Vragen en Antwoorden

Belgische Senaat


Bulletin 2-29

ZITTING 2000-2001

Vragen van de Senatoren en antwoorden van de Ministers

(N.): Vraag gesteld in 't Nederlands - (Fr.): Vraag gesteld in 't Frans


Minister van Financiën

Vraag nr. 874 van de heer de Clippele d.d. 8 november 2000 (Fr.) :
Familiebedrijven (BVBA's). ­ Aftrek van kosten.

Vennoten (tegenwoordig wordt de term bedrijfsleiders gebruikt) in familiebedrijven (BVBA's) betalen reeds jaren vaak hun eigen kosten (hun wagen, hun representatiekosten, enz.). Zij trekken deze kosten dan af van het brutoloon dat het bedrijf hun betaalt.

Zij dienen dus een lijst in van hun werkelijke kosten, in plaats van gebruik te maken van het forfait van 5 %, dat exclusief de sociale lasten maximum 111 000 frank mag bedragen. Dit is volstrekt wettig.

Vaak wordt dit systeem niet eens toegepast om fiscale redenen, maar om elke vennoot zelf te laten bepalen hoe duur de uitoefening van zijn beroep is, zodat er geen conflicten rijzen.

Het is duidelijk dat de betrokkenen in deze omstandigheden het percentage dat het bedrijf aan bedrijfsvoorheffing inhoudt, niet op hun brutoloon baseren maar op hun nettoloon.

Zij vinden het uiteraard zinloos dat er een aanzienlijk bedrag aan bedrijfsvoorheffing wordt ingehouden, als ze het verschil met de werkelijk verschuldigde belasting toch terugkrijgen, maar met minstens een jaar vertraging.

Wij benadrukken dat heel wat bedrijven dit systeem gedurende vele jaren hebben toegepast zonder dat de fiscus heeft ingegrepen, ook niet na veelvuldige en grondige controles.

Nu eist de fiscus opeens dat de voorheffing wordt ingehouden op het werkelijk uitbetaalde bedrag, dus vóór aftrek van de reële kosten.
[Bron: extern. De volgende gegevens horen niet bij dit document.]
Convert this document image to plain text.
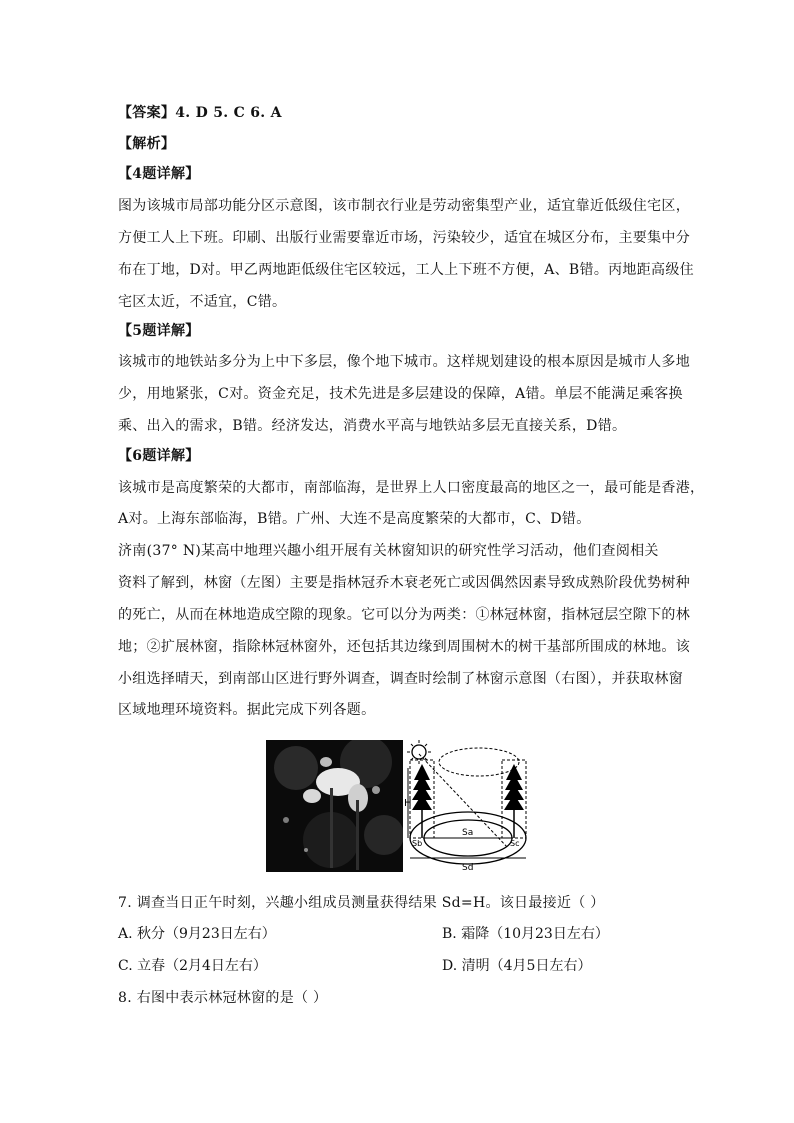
【答案】4. D 5. C 6. A
【解析】
【4题详解】
图为该城市局部功能分区示意图，该市制衣行业是劳动密集型产业，适宜靠近低级住宅区，
方便工人上下班。印刷、出版行业需要靠近市场，污染较少，适宜在城区分布，主要集中分
布在丁地，D对。甲乙两地距低级住宅区较远，工人上下班不方便，A、B错。丙地距高级住
宅区太近，不适宜，C错。
【5题详解】
该城市的地铁站多分为上中下多层，像个地下城市。这样规划建设的根本原因是城市人多地
少，用地紧张，C对。资金充足，技术先进是多层建设的保障，A错。单层不能满足乘客换
乘、出入的需求，B错。经济发达，消费水平高与地铁站多层无直接关系，D错。
【6题详解】
该城市是高度繁荣的大都市，南部临海，是世界上人口密度最高的地区之一，最可能是香港，
A对。上海东部临海，B错。广州、大连不是高度繁荣的大都市，C、D错。
济南(37° N)某高中地理兴趣小组开展有关林窗知识的研究性学习活动，他们查阅相关
资料了解到，林窗（左图）主要是指林冠乔木衰老死亡或因偶然因素导致成熟阶段优势树种
的死亡，从而在林地造成空隙的现象。它可以分为两类：①林冠林窗，指林冠层空隙下的林
地；②扩展林窗，指除林冠林窗外，还包括其边缘到周围树木的树干基部所围成的林地。该
小组选择晴天，到南部山区进行野外调查，调查时绘制了林窗示意图（右图），并获取林窗
区域地理环境资料。据此完成下列各题。
H
Sa
Sb	Sc
Sd
7. 调查当日正午时刻，兴趣小组成员测量获得结果 Sd=H。该日最接近（ ）
A. 秋分（9月23日左右）	B. 霜降（10月23日左右）
C. 立春（2月4日左右）	D. 清明（4月5日左右）
8. 右图中表示林冠林窗的是（ ）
En de fiscus gaat zelfs verder : het verschil tussen de bedrijfsvoorheffing verschuldigd op het brutoloon en de bedrijfsvoorheffing te goeder trouw berekend op basis van het netto-inkomen (na aftrek van de reële kosten), beschouwt hij nu ook als een belastbaar voordeel.

Is deze situatie niet ontoelaatbaar ?

Immers, als de fiscus beslist de gangbare methode (voorheffing berekend op het netto-inkomen, na aftrek van de reële kosten) niet meer toe te laten, zal er uiteraard voor worden gezorgd dat het bedrijf alle kosten draagt (hiertoe kunnen de vennoten een compensatieregeling treffen). De fiscus zal trouwens niet méér bedrijfsvoorheffing kunnen innen dan voordien, want het inkomen van de bedrijfsleider zal veeleer netto dan bruto zijn, aangezien het bedrijf de kosten draagt. De fiscus zal uiteindelijk zelfs minder bedrijfsvoorheffing kunnen innen, aangezien de betrokkenen ook nog het forfait zullen toepassen.

Kan het trouwens wel dat een praktijk die zo lang getolereerd is, opeens met terugwerkende kracht wordt veroordeeld en dat de zogezegd niet-ingehouden bedrijfsvoorheffing als belastbaar voordeel wordt beschouwd, waarop bovendien nog nalatigheidsintresten worden aangerekend ?

Het is toch veel beter de bedrijven nu te waarschuwen dat deze handelwijze niet langer toegestaan is, zonder terug te gaan in de tijd !

Een andere manier van handelen zou niet alleen onrechtvaardig zijn maar ook een voorbeeld van wanbeheer vormen. Waarom gedoogt de fiscus deze handelwijze gedurende jaren, ofschoon die trouwens a priori logisch lijkt en de fiscus geen schade berokkent, tenzij door hem te verhinderen belastingen te innen die hij nadien toch moet terugbetalen ? En waarom zou de fiscus opeens met terugwerkende kracht belastingplichtigen straffen door bij hun inkomen een volstrekt denkbeeldig voordeel te tellen ?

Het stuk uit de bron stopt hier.